— Я не войду в этот окаянный дом! Как можно? Священник в стенах борделя! Тогда на моей репутации в этом городе сразу можно ставить крест. — Уэйд сокрушенно опустился на валун. Минуту-другую он наблюдал за игрой ветра в кронах деревьев на холмах, а потом тихо сказал: — Я хотел войти. Хотел повидать ее. Поговорить. Объяснить… Утешить, принести какое-никакое успокоение ее душе. Она приехала в мае и, очевидно… уже была больна. Но ей удалось скрыть болезнь от мадам Блоссом и даже от доктора Годвина. Грейс с детства отличалась поразительным красноречием. Полагаю, во время осмотра она просто заговорила всем зубы. Энди считает, что физические нагрузки, которые предполагает ее… работа… окончательно ее изнурили. Она потеряла сознание, к ней вызвали доктора Годвина, и, конечно, мадам Блоссом сразу решила выдворить ее из дома. Тогда-то Грейс и призналась, кто она такая. Видимо, Эндрю решили посвятить в курс дела в силу его опыта… Опыта в юриспруденции — разумеется, не в прелюбодеянии.
Кипперинг отличился и там и там, подумал Мэтью, но вслух ничего не сказал.
— Он составил соглашение, — продолжал священник, — и постоянно держал меня в курсе дела относительно ее здоровья. Как я понимаю, несколько раз он даже вызволял ее из кабаков, когда она умудрялась вырваться на свободу. Особенно ей нравился «Терновый куст».
До Мэтью дошло: Кипперинг решил, что он видел их с Грейс вместе в «Терновом кусте», и, гусь эдакий, сумел каким-то образом установить ее личность.
— В ночь убийства мистера Деверика, — сказал Мэтью, — вас вызвал доктор Вандерброкен, поскольку Грейс стало хуже, верно? Он решил, что она может умереть?
— Верно.
Теперь ясно, почему они с врачом соврали, будто каждый шел по своему делу, подумал Мэтью. Как еще объяснить главному констеблю Лиллехорну, куда они так спешили среди ночи, да к тому же вместе?
— Одна из девушек мадам Блоссом сбегала за Вандерброкеном?
— Да. Потом они пришли за мной, она осталась ждать на углу.
Так, понятно, какую женщину видела Констанция. Но возникал еще один вопрос.
— Вы сказали, что Эндрю Кипперинг выступал посредником. Где же он был в ту ночь?

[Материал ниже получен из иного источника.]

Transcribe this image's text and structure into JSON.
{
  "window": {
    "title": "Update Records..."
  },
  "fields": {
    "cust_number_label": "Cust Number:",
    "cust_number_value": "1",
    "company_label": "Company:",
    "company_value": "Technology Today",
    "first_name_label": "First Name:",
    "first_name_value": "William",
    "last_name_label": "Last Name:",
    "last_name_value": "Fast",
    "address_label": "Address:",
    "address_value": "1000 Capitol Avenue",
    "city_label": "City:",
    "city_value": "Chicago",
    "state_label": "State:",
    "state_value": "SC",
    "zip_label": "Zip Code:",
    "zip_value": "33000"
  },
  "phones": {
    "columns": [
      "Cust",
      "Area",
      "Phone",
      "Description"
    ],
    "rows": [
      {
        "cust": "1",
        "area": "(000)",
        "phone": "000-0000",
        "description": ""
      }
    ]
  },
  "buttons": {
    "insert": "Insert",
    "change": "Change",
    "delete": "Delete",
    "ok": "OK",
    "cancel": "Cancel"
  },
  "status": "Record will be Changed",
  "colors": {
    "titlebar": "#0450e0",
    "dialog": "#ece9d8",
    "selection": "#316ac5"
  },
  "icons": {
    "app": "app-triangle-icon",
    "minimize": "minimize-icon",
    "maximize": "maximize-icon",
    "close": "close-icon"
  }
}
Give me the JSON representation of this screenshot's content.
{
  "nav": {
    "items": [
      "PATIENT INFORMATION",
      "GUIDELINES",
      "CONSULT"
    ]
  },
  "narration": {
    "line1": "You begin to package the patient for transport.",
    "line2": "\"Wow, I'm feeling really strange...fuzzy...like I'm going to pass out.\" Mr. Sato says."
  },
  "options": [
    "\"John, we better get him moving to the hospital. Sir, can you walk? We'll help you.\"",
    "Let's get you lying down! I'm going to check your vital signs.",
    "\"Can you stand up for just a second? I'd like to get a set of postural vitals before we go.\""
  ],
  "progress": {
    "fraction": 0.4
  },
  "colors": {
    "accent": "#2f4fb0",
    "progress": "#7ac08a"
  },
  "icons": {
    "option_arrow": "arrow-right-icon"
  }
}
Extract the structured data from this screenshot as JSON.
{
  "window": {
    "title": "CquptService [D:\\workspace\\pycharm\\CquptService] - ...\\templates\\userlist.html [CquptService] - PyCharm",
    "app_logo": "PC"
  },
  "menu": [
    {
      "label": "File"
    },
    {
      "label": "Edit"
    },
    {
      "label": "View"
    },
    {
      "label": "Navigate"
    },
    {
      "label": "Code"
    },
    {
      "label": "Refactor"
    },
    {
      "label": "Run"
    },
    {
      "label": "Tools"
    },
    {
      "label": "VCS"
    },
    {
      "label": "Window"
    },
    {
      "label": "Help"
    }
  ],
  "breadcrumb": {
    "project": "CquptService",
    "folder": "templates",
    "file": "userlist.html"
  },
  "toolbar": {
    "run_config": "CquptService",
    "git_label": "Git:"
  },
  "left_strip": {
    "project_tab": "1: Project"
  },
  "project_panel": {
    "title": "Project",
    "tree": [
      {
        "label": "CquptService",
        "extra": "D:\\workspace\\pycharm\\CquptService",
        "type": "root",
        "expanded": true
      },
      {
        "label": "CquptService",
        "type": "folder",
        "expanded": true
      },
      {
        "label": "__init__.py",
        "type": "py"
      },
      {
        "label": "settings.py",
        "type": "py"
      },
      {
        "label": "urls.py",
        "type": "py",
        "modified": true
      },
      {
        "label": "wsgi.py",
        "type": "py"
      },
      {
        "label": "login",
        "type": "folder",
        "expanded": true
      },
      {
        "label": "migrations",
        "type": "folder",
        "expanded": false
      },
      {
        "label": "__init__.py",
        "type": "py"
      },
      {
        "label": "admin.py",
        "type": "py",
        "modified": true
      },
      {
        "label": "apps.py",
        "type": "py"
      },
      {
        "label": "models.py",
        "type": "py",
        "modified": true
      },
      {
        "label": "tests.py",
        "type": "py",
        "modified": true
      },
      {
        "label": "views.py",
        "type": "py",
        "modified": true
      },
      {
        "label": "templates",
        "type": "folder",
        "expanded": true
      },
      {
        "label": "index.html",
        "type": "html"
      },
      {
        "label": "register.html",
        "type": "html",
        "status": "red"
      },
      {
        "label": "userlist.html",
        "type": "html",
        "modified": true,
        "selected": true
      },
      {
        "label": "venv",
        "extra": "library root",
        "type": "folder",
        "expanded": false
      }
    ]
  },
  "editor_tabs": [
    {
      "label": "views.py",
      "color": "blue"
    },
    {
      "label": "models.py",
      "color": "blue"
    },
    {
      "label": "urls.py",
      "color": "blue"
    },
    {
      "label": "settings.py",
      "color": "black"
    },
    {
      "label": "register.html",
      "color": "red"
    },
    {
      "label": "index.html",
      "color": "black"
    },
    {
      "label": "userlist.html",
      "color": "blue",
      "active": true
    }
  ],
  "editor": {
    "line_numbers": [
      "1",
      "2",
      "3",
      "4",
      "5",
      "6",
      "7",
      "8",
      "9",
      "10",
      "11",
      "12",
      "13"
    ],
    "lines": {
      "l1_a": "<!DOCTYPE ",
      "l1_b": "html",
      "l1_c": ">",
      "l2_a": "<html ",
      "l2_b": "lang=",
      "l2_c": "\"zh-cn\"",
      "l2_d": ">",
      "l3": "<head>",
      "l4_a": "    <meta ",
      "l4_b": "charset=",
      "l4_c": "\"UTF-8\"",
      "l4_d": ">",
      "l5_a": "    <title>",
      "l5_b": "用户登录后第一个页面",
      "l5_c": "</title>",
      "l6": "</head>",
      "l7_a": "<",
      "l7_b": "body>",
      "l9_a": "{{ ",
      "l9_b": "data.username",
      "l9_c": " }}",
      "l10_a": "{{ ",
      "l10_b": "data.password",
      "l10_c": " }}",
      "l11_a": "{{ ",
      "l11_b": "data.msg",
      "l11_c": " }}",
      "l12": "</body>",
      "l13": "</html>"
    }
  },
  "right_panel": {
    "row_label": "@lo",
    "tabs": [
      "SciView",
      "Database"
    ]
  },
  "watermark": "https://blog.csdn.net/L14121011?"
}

— Понятия не имею. Мне известно, что с бутылкой он дружит куда крепче, чем полагается христианину. — Уэйд снял шляпу и отер лоб тыльной стороной руки. Его темно-каштановые волосы начинали редеть на затылке и седеть на висках. — Да! — сказал он, вспомнив другие слова Мэтью, на которые ему следовало откликнуться еще раньше. — Я действительно заверил Констанцию, что скоро все разрешится. Даст Бог, так оно и будет.
Мэтью решил, что не может так просто отстать от Уэйда — да простит ему Господь сию наглость.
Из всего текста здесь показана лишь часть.